Le film Blade Runner (1982) reconstruit image par image en utilisant un type de réseau de neurones artificiels appelé auto-encodeur. Les 15 premières minutes du film sont comparées de manière synchrone avec leur reconstitution auto-encodée.

La vidéo qui a réussi à duper la Warner a été réalisée par Terence Broad, étudiant de master en informatique appliquée aux arts. Celui-ci a appris à un réseau de neurones à décoder/encoder une vidéo image par image sans s'appuyer sur des paramètres définis par un humain.

Tout d'abord, il a entrainé son autoencoder à regarder Blade Runner jusqu'à ce que celui-ci soit capable de le distinguer des autres films, c'est-à-dire jusqu'à ce qu'il ait intégré la distribution des images du film, séquence par séquence. Il a ensuite encodé ces images en une représentation plus simple (200 digit), puis les a reconstituées pour qu'elles ressemblent à l'image d'origine ; cela exige une forme de « créativité » puisque le réseau de neurones ne disposait pas de toutes les données nécessaires à la restitution exacte de la séquence. Il a donc extrapolé, afin qu'elle soit « cohérente » à l'œil. Comme on peut l'observer dans la vidéo, l'autoencoder a tellement bien réussi son coup que l'identité visuelle du film a été restituée de bout en bout, même lorsque le logiciel peinait à rendre compte des contours et des mouvements rapides. Terence Broad a répété le processus avec le film A Scanner Darkly de Richard Linklater, l'adaptation de Substance mort de Philip K. Dick. L'expérience est elle aussi un succès.
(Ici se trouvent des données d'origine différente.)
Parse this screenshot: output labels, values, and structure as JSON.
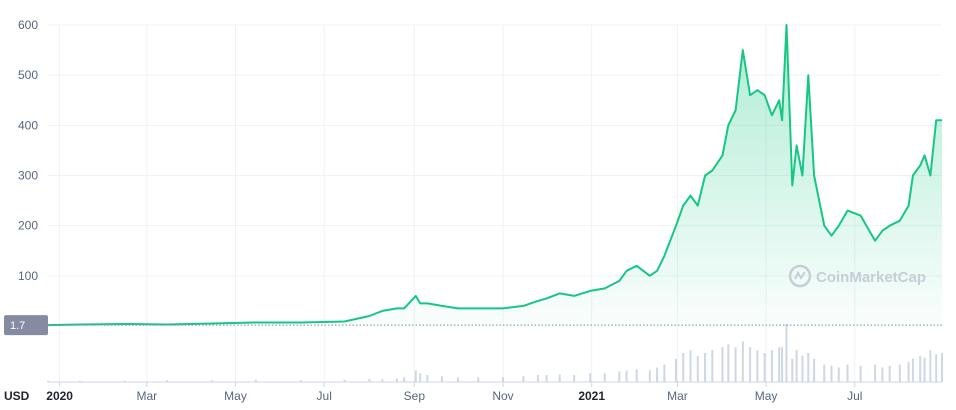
{
  "currency_label": "USD",
  "watermark": {
    "text": "CoinMarketCap",
    "icon": "coinmarketcap-logo-icon"
  },
  "baseline_badge": "1.7",
  "colors": {
    "line": "#16c784",
    "fill_top": "#16c784",
    "grid": "#eff2f5",
    "volume": "#cfd6e4",
    "badge": "#858ca2"
  },
  "chart_data": {
    "type": "area",
    "title": "",
    "xlabel": "",
    "ylabel": "",
    "ylim": [
      0,
      600
    ],
    "yticks": [
      100,
      200,
      300,
      400,
      500,
      600
    ],
    "xlim": [
      "2019-12-24",
      "2021-08-30"
    ],
    "xticks": [
      {
        "date": "2020-01-01",
        "label": "2020",
        "bold": true
      },
      {
        "date": "2020-03-01",
        "label": "Mar"
      },
      {
        "date": "2020-05-01",
        "label": "May"
      },
      {
        "date": "2020-07-01",
        "label": "Jul"
      },
      {
        "date": "2020-09-01",
        "label": "Sep"
      },
      {
        "date": "2020-11-01",
        "label": "Nov"
      },
      {
        "date": "2021-01-01",
        "label": "2021",
        "bold": true
      },
      {
        "date": "2021-03-01",
        "label": "Mar"
      },
      {
        "date": "2021-05-01",
        "label": "May"
      },
      {
        "date": "2021-07-01",
        "label": "Jul"
      }
    ],
    "series": [
      {
        "x": [
          "2019-12-24",
          "2020-01-15",
          "2020-02-15",
          "2020-03-15",
          "2020-04-15",
          "2020-05-15",
          "2020-06-15",
          "2020-07-15",
          "2020-08-01",
          "2020-08-10",
          "2020-08-20",
          "2020-08-25",
          "2020-09-02",
          "2020-09-05",
          "2020-09-10",
          "2020-09-20",
          "2020-10-01",
          "2020-10-15",
          "2020-11-01",
          "2020-11-15",
          "2020-11-25",
          "2020-12-01",
          "2020-12-10",
          "2020-12-20",
          "2020-12-31",
          "2021-01-10",
          "2021-01-20",
          "2021-01-25",
          "2021-02-01",
          "2021-02-10",
          "2021-02-15",
          "2021-02-20",
          "2021-02-28",
          "2021-03-05",
          "2021-03-10",
          "2021-03-15",
          "2021-03-20",
          "2021-03-25",
          "2021-04-01",
          "2021-04-05",
          "2021-04-10",
          "2021-04-15",
          "2021-04-20",
          "2021-04-25",
          "2021-04-30",
          "2021-05-05",
          "2021-05-10",
          "2021-05-12",
          "2021-05-15",
          "2021-05-19",
          "2021-05-22",
          "2021-05-26",
          "2021-05-30",
          "2021-06-03",
          "2021-06-10",
          "2021-06-15",
          "2021-06-20",
          "2021-06-26",
          "2021-07-05",
          "2021-07-15",
          "2021-07-20",
          "2021-07-25",
          "2021-08-01",
          "2021-08-07",
          "2021-08-10",
          "2021-08-15",
          "2021-08-18",
          "2021-08-22",
          "2021-08-26",
          "2021-08-30"
        ],
        "y": [
          1.7,
          3,
          4,
          3,
          5,
          7,
          7,
          9,
          20,
          30,
          35,
          35,
          60,
          45,
          45,
          40,
          35,
          35,
          35,
          40,
          50,
          55,
          65,
          60,
          70,
          75,
          90,
          110,
          120,
          100,
          110,
          140,
          200,
          240,
          260,
          240,
          300,
          310,
          340,
          400,
          430,
          550,
          460,
          470,
          460,
          420,
          450,
          410,
          600,
          280,
          360,
          300,
          500,
          300,
          200,
          180,
          200,
          230,
          220,
          170,
          190,
          200,
          210,
          240,
          300,
          320,
          340,
          300,
          410,
          410
        ]
      }
    ],
    "volume": [
      2,
      2,
      2,
      3,
      3,
      4,
      3,
      4,
      5,
      5,
      6,
      8,
      20,
      15,
      12,
      10,
      8,
      8,
      8,
      10,
      12,
      12,
      13,
      12,
      15,
      15,
      18,
      20,
      22,
      20,
      25,
      30,
      40,
      50,
      55,
      45,
      50,
      55,
      60,
      65,
      60,
      70,
      60,
      55,
      50,
      55,
      60,
      60,
      100,
      40,
      55,
      45,
      50,
      40,
      30,
      28,
      25,
      30,
      28,
      30,
      25,
      28,
      30,
      35,
      40,
      45,
      42,
      55,
      48,
      50
    ]
  }
}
Broad confie à Vox : « En quelque sorte, vous regardez le film à travers les yeux du réseau de neurones. La reconstitution correspond à l'interprétation que celui fait du film, à partir de ses capacités, qui sont limitées mais suffisantes pour lui permettre de 'comprendre' comment le film est fait. »

Quand les réseaux de neurones auront épuisé tout le répertoire SF de Netflix, peut-être en sauront-ils assez sur les caractéristiques de la science-fiction pour nous proposer des oeuvres inédites qui ne soient pas seulement des collages ou des extrapolations rudimentaires à partir de supports existants. Et à ce moment là, nous vivrons vraiment dans cet univers cyberpunk en demi-teinte dont tout le monde semble, inexplicablement, être nostalgique.